Whenever someone mentions the remains of an old Roman fort, it’s probably fair to say that most of us immediately conjure up an image of a few rather indistinct earthen banks and ditches stuck in the middle of some field miles away from the nearest road, and not really of much interest to anyone but the keenest archaeologists.
Prepare to be impressed
Well if that’s what you’re expecting to find on a visit to Hardknott Fort, just up the road from us at the Three Shires Inn, then prepare to be impressed – because this fort is very much still there, with its ancient stone perimeter wall standing around eight feet high, the walls of the internal buildings all still clearly visible, the four guard towers at each corner, and just outside the main walls you can even find the bath house and the parade ground.
It’s certainly well worth a drive over the impressive Wrynose and Hardknott passes to have a look around this remarkably well preserved piece of history. And another little bonus is that it’s literally just a few yards off the road.
The Romans called the fort Mediobogdum, and it was built in around AD120 during the reign of Emperor Hadrian.
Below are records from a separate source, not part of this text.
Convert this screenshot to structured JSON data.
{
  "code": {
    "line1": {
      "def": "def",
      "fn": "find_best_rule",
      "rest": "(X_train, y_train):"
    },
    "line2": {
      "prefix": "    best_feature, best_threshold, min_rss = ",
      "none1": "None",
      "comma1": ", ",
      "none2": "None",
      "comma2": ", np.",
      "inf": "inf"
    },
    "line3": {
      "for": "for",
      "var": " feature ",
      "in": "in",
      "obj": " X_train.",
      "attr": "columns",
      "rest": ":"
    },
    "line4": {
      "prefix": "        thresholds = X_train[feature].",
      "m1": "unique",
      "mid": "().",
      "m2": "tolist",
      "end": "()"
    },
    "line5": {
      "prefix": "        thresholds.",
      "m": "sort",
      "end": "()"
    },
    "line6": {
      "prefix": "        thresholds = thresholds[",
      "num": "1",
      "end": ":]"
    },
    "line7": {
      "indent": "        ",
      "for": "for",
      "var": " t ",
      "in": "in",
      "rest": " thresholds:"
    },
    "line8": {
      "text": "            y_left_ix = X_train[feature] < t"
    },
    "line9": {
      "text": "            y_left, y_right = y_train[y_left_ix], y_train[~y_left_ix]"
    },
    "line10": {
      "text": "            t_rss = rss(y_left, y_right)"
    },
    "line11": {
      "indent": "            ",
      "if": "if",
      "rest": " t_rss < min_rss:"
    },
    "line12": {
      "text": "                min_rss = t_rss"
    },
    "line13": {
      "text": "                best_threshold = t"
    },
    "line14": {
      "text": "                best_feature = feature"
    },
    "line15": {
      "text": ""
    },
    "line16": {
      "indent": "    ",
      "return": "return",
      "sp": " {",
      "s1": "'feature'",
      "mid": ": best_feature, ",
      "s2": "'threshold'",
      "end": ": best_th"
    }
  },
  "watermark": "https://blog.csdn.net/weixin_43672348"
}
It was abandoned after only about ten years’ use when Hadrian knocked up his famous wall further to the north, but brought back into use again around AD160. The fort sits on a rocky plateau commanding dramatic views down into the Eskdale valley, and its main purpose was to house about 500 troops tasked with keeping a close eye on the rebellious locals down in the valley and to guard the Roman road heading over Hardknott Pass.
It even had a sauna!
Even on a warm sunny day, you can easily imagine what a bleak spot this must have been to be stationed for any length of time. That’s probably why they took the trouble to build such a luxurious bath house next to the fort. It had no less than three big baths, each heated to different temperatures, as well as a giant sauna!
Inside the fort, it’s still easy to explore the commandant’s house, the main headquarters building, and the granaries. There’s no trace left of the soldiers accommodation, and in fact it remains unclear whether they were housed in wooden barracks or even possibly leather tents.
Hardknott Fort remained in use by the Romans for a couple of hundred years before they finally abandoned it, but remains found on the site suggest the ruins continued to be used as shelter by passing military patrols and other travellers on the road over towards Ambleside. To be honest, the walls are so solid that you could still do a lot worse even today if you were caught out in a storm.
Whether or not you’re a history buff, Hardknott Fort is definitely worth a visit if you’re in the area. A very well preserved ancient monument with lots to see, and it really brings to life what it would have been like to be a Roman soldier stationed in the Lake District almost 2000 years ago.